Análise: 80 Days (Switch) — Uma viagem literária

Jogo inspirado na obra de Júlio Verne finalmente chega ao Switch.

em 02/10/2019

Lançado originalmente em 2014, 80 Days agora está disponível no Switch, apresentando uma aventura inspirada na obra “A volta ao mundo em 80 dias”, de Júlio Verne. Neste jogo, acompanhamos dois personagens que, saindo de Londres, precisam viajar ao redor do mundo em menos de três meses. O que nos espera em uma jornada como essa?

Steampunk

80 Days apresenta um visual totalmente inspirado no steampunk. E isso não é por acaso, já que muitos pesquisadores atribuem a Júlio Verne o título de pai dessa estética de ficção científica que utiliza elementos da cultura vitoriana com tecnologias avançadas inspiradas na Revolução Industrial. Isso se reflete, por exemplo, nos diferentes tipos de transporte, que vão de locomotivas e carroças a caravelas voadoras. O jogo como um todo tem um anacronismo próximo ao da série De Volta Para o Futuro, o que é realmente empolgante.


Mas a coisa que mais impressiona em 80 Days é o cuidado com os detalhes e referências à obra de Júlio Verne. Assim como no livro, a aventura começa em 1872, a partir de uma aposta. Nós jogamos como Jean Passepartout, o assistente francês de Phileas Fogg, um excêntrico cidadão londrino que, desafiado por amigos, decide provar que é viável dar a volta ao mundo em apenas 80 dias. Claro que existe muito dinheiro em jogo. E o nosso papel, como assistentes de Fogg, é gerenciar seus recursos, escolher seus itinerários de viagem, vender e comprar itens, cuidar de sua saúde. Enfim, pode parecer simples, mas, diferentemente do livro, aqui é possível escolher muitos caminhos únicos e cada decisão importa, tanto para a condição financeira quanto para o bem-estar físico de Fogg. Um trajeto exaustivo pode lhe custar muitos pontos de vida, enquanto comprar itens banais com pouco valor de revenda pode colocar em risco a chance de chegarmos até o final do projeto no tempo correto.

Um exemplo da importância das decisões é o fato de que, durante a estada em alguma cidade, é possível explorar o ambiente para conhecer outras pessoas, e assim abrir novos caminhos de percurso.

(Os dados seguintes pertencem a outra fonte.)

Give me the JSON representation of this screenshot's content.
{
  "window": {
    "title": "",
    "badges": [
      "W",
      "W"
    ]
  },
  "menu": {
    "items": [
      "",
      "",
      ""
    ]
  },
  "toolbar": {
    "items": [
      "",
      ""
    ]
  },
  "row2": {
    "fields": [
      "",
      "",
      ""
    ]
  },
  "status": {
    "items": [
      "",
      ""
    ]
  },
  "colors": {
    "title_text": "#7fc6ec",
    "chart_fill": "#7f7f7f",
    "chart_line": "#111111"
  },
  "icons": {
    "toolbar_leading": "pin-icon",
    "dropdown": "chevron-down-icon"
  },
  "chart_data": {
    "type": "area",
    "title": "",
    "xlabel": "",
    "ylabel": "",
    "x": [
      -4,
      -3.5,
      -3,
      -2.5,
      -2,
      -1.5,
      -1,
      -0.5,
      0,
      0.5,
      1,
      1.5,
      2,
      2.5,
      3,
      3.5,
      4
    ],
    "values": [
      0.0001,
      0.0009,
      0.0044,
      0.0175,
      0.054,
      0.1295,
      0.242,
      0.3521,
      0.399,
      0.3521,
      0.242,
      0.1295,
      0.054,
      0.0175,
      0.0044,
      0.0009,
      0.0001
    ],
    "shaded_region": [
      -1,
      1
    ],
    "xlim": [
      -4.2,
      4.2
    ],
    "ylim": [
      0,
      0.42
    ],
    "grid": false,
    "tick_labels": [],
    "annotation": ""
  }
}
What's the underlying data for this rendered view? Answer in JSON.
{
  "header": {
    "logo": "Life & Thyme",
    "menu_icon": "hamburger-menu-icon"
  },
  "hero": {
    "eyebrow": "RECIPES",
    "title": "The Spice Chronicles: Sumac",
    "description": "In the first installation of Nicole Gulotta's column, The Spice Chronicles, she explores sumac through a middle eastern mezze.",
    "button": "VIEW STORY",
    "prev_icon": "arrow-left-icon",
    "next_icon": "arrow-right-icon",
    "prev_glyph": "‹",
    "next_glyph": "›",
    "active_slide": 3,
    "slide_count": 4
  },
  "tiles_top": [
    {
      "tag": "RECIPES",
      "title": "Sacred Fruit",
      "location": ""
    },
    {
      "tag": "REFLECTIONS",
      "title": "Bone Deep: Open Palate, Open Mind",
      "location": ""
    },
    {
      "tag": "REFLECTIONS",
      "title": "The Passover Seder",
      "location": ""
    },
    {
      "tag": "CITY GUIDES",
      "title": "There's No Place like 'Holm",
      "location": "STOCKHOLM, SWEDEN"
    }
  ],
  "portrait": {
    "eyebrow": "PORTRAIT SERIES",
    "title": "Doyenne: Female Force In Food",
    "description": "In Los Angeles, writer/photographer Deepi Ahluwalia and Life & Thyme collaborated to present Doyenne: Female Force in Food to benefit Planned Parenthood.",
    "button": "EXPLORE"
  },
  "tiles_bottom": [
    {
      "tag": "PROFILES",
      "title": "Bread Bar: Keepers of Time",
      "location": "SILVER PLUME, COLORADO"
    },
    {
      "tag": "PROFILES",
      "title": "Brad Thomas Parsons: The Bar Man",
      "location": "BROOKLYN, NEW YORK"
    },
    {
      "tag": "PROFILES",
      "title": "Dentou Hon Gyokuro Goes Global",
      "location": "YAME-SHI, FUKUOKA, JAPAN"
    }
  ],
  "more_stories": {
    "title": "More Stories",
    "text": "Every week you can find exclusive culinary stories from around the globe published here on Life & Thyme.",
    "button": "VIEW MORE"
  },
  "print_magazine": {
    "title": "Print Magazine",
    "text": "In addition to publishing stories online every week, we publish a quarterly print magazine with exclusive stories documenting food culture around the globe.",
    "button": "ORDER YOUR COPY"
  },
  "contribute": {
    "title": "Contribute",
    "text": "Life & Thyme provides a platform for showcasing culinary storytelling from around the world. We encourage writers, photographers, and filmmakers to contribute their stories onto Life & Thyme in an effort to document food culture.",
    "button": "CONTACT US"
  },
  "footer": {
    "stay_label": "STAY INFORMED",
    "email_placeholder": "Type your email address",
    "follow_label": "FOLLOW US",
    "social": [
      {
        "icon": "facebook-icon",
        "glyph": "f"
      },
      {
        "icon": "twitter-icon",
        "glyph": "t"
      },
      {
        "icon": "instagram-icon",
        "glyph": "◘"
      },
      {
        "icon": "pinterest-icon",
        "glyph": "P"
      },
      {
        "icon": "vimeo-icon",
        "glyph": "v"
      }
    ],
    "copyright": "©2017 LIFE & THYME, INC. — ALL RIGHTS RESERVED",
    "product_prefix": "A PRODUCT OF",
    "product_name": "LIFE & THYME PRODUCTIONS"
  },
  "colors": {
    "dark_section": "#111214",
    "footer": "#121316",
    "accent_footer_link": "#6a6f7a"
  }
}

Outra coisa que pode ocorrer, é você comprar itens demais durante as viagens e acabar perdendo a saída de um destino a outro. Isso acontece pelo fato de que podemos estar com muitas malas e é necessário se livrar delas (vendendo seu conteúdo) antes da saída do transporte, o que nem sempre é possível. Tudo isso tem impacto na saúde de Fogg, mostrando que todo o gerenciamento precisa ser realizado com esmero.

O gameplay funciona a partir dessas escolhas alternando entre as decisões que interferem na jornada e a leitura de textos interativos. Aqui vale uma informação importante: o jogo exige muito tempo de leitura e está completamente em inglês. É uma pena que não exista localização para o português (na verdade, não há para nenhuma outra língua), mesmo depois de tanto tempo que foi originalmente lançado. Ainda assim, é de se imaginar que os desenvolvedores tentaram manter o espírito da prosa de Verne e as traduções poderiam limitar ou até menos alterar o sentido e contexto de parte da obra.


Para os amantes da literatura 

80 Days é um game mais próximo de um visual novel do que de qualquer outra coisa. Assim, não estamos diante de um título em que a emoção deriva da presença evidente do perigo ou da tensão, mas sim da possibilidade de lidarmos com situações imprevisíveis que podem ocorrer durante a viagem. Cheio de referências à literatura e repleto de informações sobre Geografia, História e conhecimentos gerais, 80 Days é uma experiência única e que combina perfeitamente com a portabilidade do Switch. Um jogo para se jogar lentamente, aproveitando os textos e refletindo sobre cada caminho e decisão. Afinal, ainda que o objetivo seja bem delimitado, o caminho é realmente único, e cada jogador terá sua própria narrativa, desafios e vitórias. A única certeza aqui, é que iremos retornar a Londres — para recomeçar tudo de novo.

Prós

  • Estética steampunk bem conectada com a história;
  • Experiência envolvente com elementos de literatura;
  • Grande fator de replay, já que cada viagem é realmente única a partir de suas escolhas.

Contras

  • Ausência de localização para o português;
  • Ritmo lento que pode desagradar a alguns jogadores.
80 Days — Switch — Nota: 9.0
Análise produzida com cópia digital cedida pela inkle


Pesquisador nas áreas de estética e cibercultura com Mestrado em Cultura e Sociedade (UFMA) e Doutorado em Comunicação (UnB). Além de escrever sobre jogos, produz o Podcast Ficções e tem um blog sobre literatura, filosofia e cotidiano.